Quantity takeoff is not dead. The BIM technology can build a general takeoff, but local nuances require manual intervention. It’s not a technology issue, but more of a division of responsibilities between the designer community and the construction community. The designers typically do not deal with methods and materials. They might know that a wall needs to be framed, but the designer does not specify how the wall is to be framed. In addition, for some trades the estimator has to add additional drawings and data attributes which may be more clear in a 2-D world than in a 3-D world. Here are some examples:

  • Fire sprinklers—Designer plans may show contractors in general where sprinkler heads are to be placed, but they might not show that the sprinkler heads are to be located so that they miss light fixtures, accommodate a drop ceiling or a soffit and do not interrupt a ceiling pattern or interfere with a sign. The sprinkler contractor's job is to count the quantity of sprinkler heads and then do a preliminary hydraulics calculation to determine how big the pipe needs to be to go from one sprinkler head to the next. It's their responsibility to develop drawings that show the engineer and the city fire department what size pipe they are running from head to head.
  • Concrete—Concrete structures are unique in that they involve complex formwork. The designer might show a nice, round concrete column that stands X feet tall and has decorations on the bottom and the top, but the carpenter building the form must think in reverse and come up with a form that is the mirror image of the finished column. The concrete estimator will know from experience that this type of column or this type of footing or this type of wall requires “X” amount of formwork. Later they will produce drawings to give field personnel the exact dimension of where to put 2x4s, plywood and struts.
  • Carpeting—For a large floor area, there might be multiple patterns of carpet that the designer defines. They might specify a certain overall pattern for most of the floor with a more rugged pattern in high traffic areas. The designer drawings will tell the carpet vendor where to put the carpets, but will not tell the carpet vendor how to install the different carpets or what it will cost. The carpet estimator does that. The carpet company understands the nuances of buying and laying carpet that the designer does not consider. For example, a particular carpet can only be bought by the carpet vendor in certain size rolls. They will know that even though the designer requires 100 square feet that they must buy, say, a 160-square foot roll because of the way the manufacturer makes the product. Designers might not know that.
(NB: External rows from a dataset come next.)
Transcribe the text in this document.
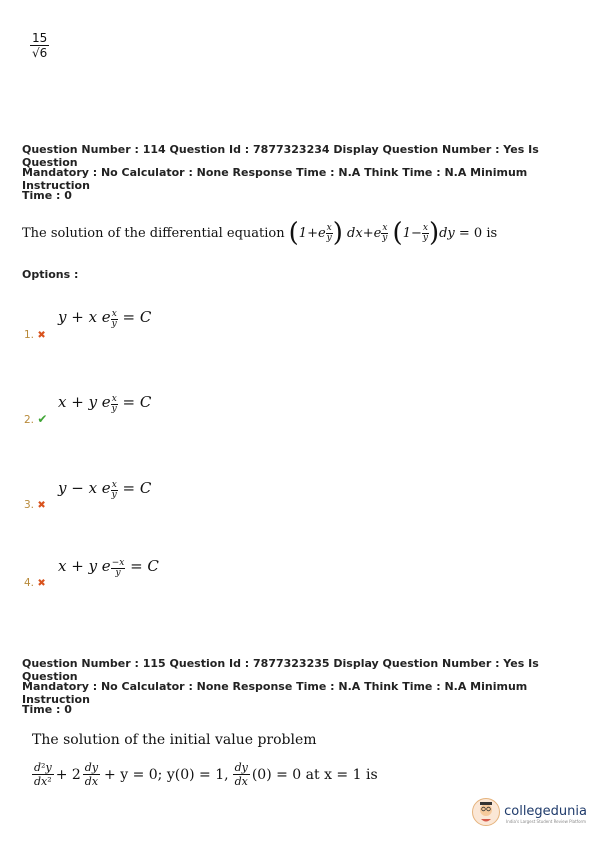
$\frac{15}{√6}$
Question Number : 114 Question Id : 7877323234 Display Question Number : Yes Is Question
Mandatory : No Calculator : None Response Time : N.A Think Time : N.A Minimum Instruction
Time : 0
The solution of the differential equation ( 1+ e x
y )
dx + e x
y
( 1− x
y ) dy
= 0 is
Options :
y + x e $\frac{x}{y} = C$
1. ✖
x + y e $\frac{x}{y} = C$
2. ✔
y − x e $\frac{x}{y} = C$
3. ✖
x + y e $\frac{-x}{y} = C$
4. ✖
Question Number : 115 Question Id : 7877323235 Display Question Number : Yes Is Question
Mandatory : No Calculator : None Response Time : N.A Think Time : N.A Minimum Instruction
Time : 0
The solution of the initial value problem
$\frac{\text{d²y}}{\text{dx²}} + 2 \frac{dy}{dx} + y = 0$; y(0) = 1, $\frac{dy}{dx} (0) = 0$ at x = 1 is
collegedunia
India's Largest Student Review Platform
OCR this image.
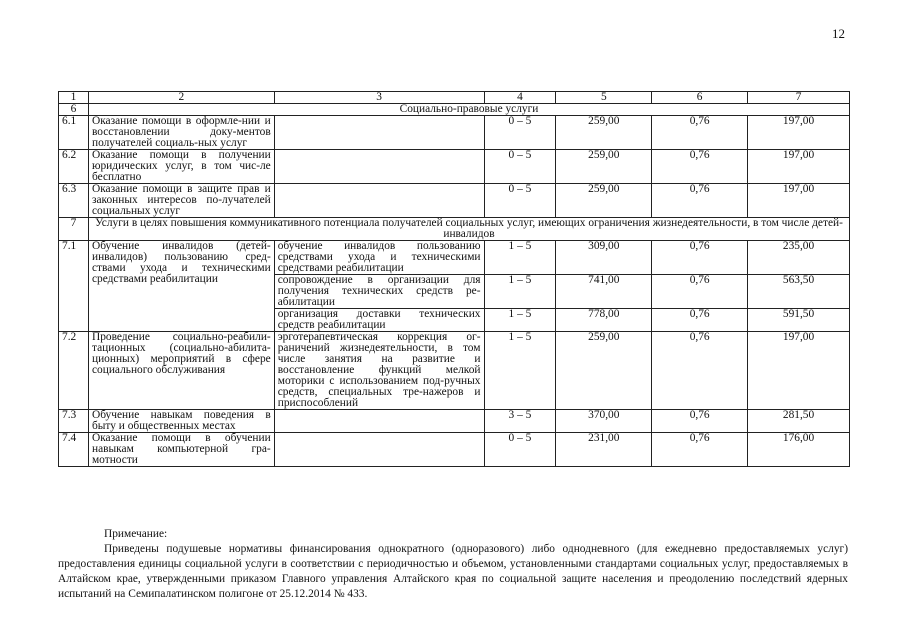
12
1	2	3	4	5	6	7
6	Социально-правовые услуги					
6.1	Оказание помощи в оформле-нии и восстановлении доку-ментов получателей социаль-ных услуг		0 – 5	259,00	0,76	197,00
6.2	Оказание помощи в получении юридических услуг, в том чис-ле бесплатно		0 – 5	259,00	0,76	197,00
6.3	Оказание помощи в защите прав и законных интересов по-лучателей социальных услуг		0 – 5	259,00	0,76	197,00
7	Услуги в целях повышения коммуникативного потенциала получателей социальных услуг, имеющих ограничения жизнедеятельности, в том числе детей-инвалидов					
7.1	Обучение инвалидов (детей-инвалидов) пользованию сред-ствами ухода и техническими средствами реабилитации	обучение инвалидов пользованию средствами ухода и техническими средствами реабилитации	1 – 5	309,00	0,76	235,00
		сопровождение в организации для получения технических средств ре-абилитации	1 – 5	741,00	0,76	563,50
		организация доставки технических средств реабилитации	1 – 5	778,00	0,76	591,50
7.2	Проведение социально-реабили-тационных (социально-абилита-ционных) мероприятий в сфере социального обслуживания	эрготерапевтическая коррекция ог-раничений жизнедеятельности, в том числе занятия на развитие и восстановление функций мелкой моторики с использованием под-ручных средств, специальных тре-нажеров и приспособлений	1 – 5	259,00	0,76	197,00
7.3	Обучение навыкам поведения в быту и общественных местах		3 – 5	370,00	0,76	281,50
7.4	Оказание помощи в обучении навыкам компьютерной гра-мотности		0 – 5	231,00	0,76	176,00
Примечание:
Приведены подушевые нормативы финансирования однократного (одноразового) либо однодневного (для ежедневно предоставляемых услуг) предоставления единицы социальной услуги в соответствии с периодичностью и объемом, установленными стандартами социальных услуг, предоставляемых в Алтайском крае, утвержденными приказом Главного управления Алтайского края по социальной защите населения и преодолению последствий ядерных испытаний на Семипалатинском полигоне от 25.12.2014 № 433.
These are examples of when a trade estimator must add data elements or additional drawings to the project. The designer may never do a drawing of a concrete column or sprinkler pipes or carpet design. These trade nuances are not part of the BIM drawing so the takeoff that the designer can seemingly produce during the design phase is going to be incomplete.

Conclusion

It's not the technology that's holding up BIM as the replacement of takeoffs. It’s job responsibilities. The designer will specify “what” but will not specify “how.” The different trade estimators will continue to determine “how.” Better collaboration—from the building owner to the design team and thru to the various trade contractors—might lead to the adoption of BIM as the successor takeoff tool. Until that happens—and it may be that it never happens—the traditional quantity takeoff will remain very much alive.